Embora haja estudiosos como Andrade, que apresentem uma interpretação mais restritiva, acredita-se que não é esse o alcance almejado pelo dispositivo. O artigo 26 da NLINDB adota a expressão “direito público”, que como é de amplo conhecimento, envolve áreas jurídicas diversas, como a tributária, a ambiental, e não somente o direito administrativo. Sobre o tema, preleciona Sundfeld (2018, s/p) [11]:

Seus dispositivos são abrangentes e serão observados nas operações jurídicas envolvendo o direito público em geral. Entendem-se como tal as operações cuja tutela tenha como centro as autoridades administrativas, embora com fiscalização e participação de controladores externos e juízes. Em suma, os arts. 20 a 30 da Lei de Introdução tratam do direito público cuja aplicação primária seja administrativa. Está fora o direito penal, pois sua aplicação primária é judicial, não administrativa, ainda que nele atuem as autoridades policiais e penitenciárias vinculadas à administração pública, mas como coadjuvantes.

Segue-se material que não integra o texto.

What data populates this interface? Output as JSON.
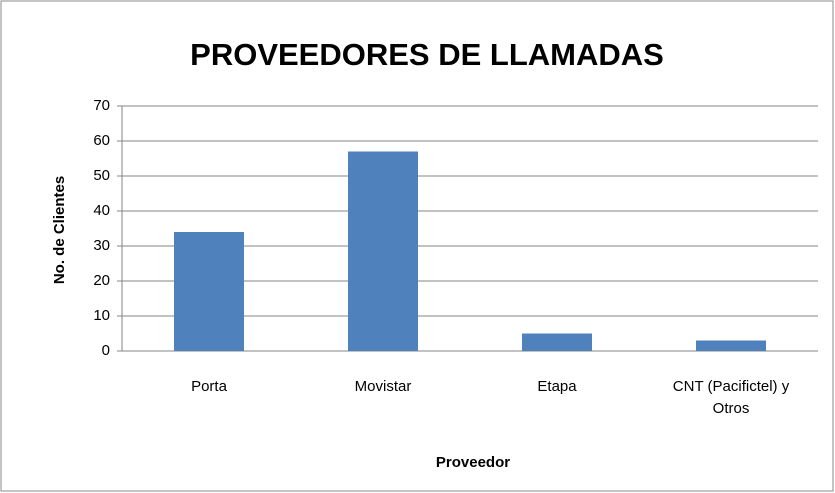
{
  "chart_data": {
    "type": "bar",
    "title": "PROVEEDORES DE LLAMADAS",
    "y_label": "No. de Clientes",
    "x_label": "Proveedor",
    "categories": [
      "Porta",
      "Movistar",
      "Etapa",
      "CNT (Pacifictel)  y Otros"
    ],
    "values": [
      34,
      57,
      5,
      3
    ],
    "color": "#4f81bd",
    "ylim": [
      0,
      70
    ],
    "yticks": [
      0,
      10,
      20,
      30,
      40,
      50,
      60,
      70
    ],
    "grid": true
  }
}
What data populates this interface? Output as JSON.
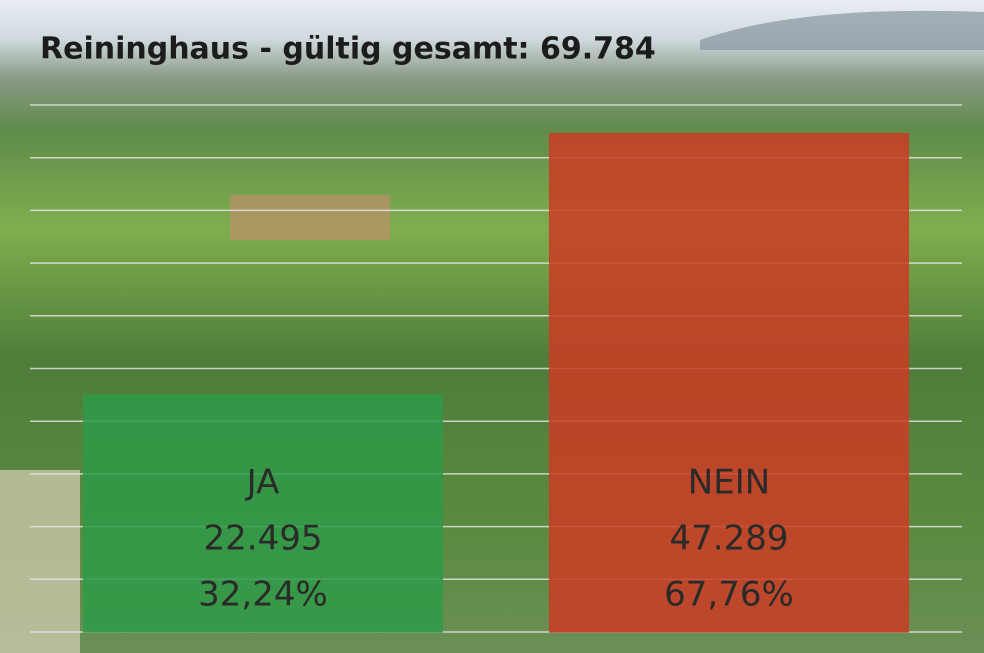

Tratando do segundo ângulo de observação, o ato administrativo “licença”, que faz parte da categoria de atos vinculados, pode ser alvo de “compromisso”, mas em nenhum momento, o artigo determina que essa possibilidade é restrita a essa categoria de atos. A menção à licença tem por intuito esclarecer que, mesmos os atos vinculados, podem ser alvo de “compromisso”. Acertadamente, a lei optou por não apresentar um rol de atos passíveis de compromisso, destacando, por sua vez, os requisitos para que o compromisso ocorra. Isso denota a amplitude da aplicabilidade.

No que concerne ao terceiro ângulo de observação, é possível firmar “compromissos” mediante provocação dos interessados ou de ofício, ressaltando que compete à “autoridade administrativa” essa tarefa. O termo “autoridade”, significa que os legitimados para firmar “compromisso” são os agentes públicos que possuem “poder decisório”, conforme previsto no artigo 1º, § 2º, inciso III, da Lei 9.784/1999, que disciplina o Processo Administrativo no âmbito federal.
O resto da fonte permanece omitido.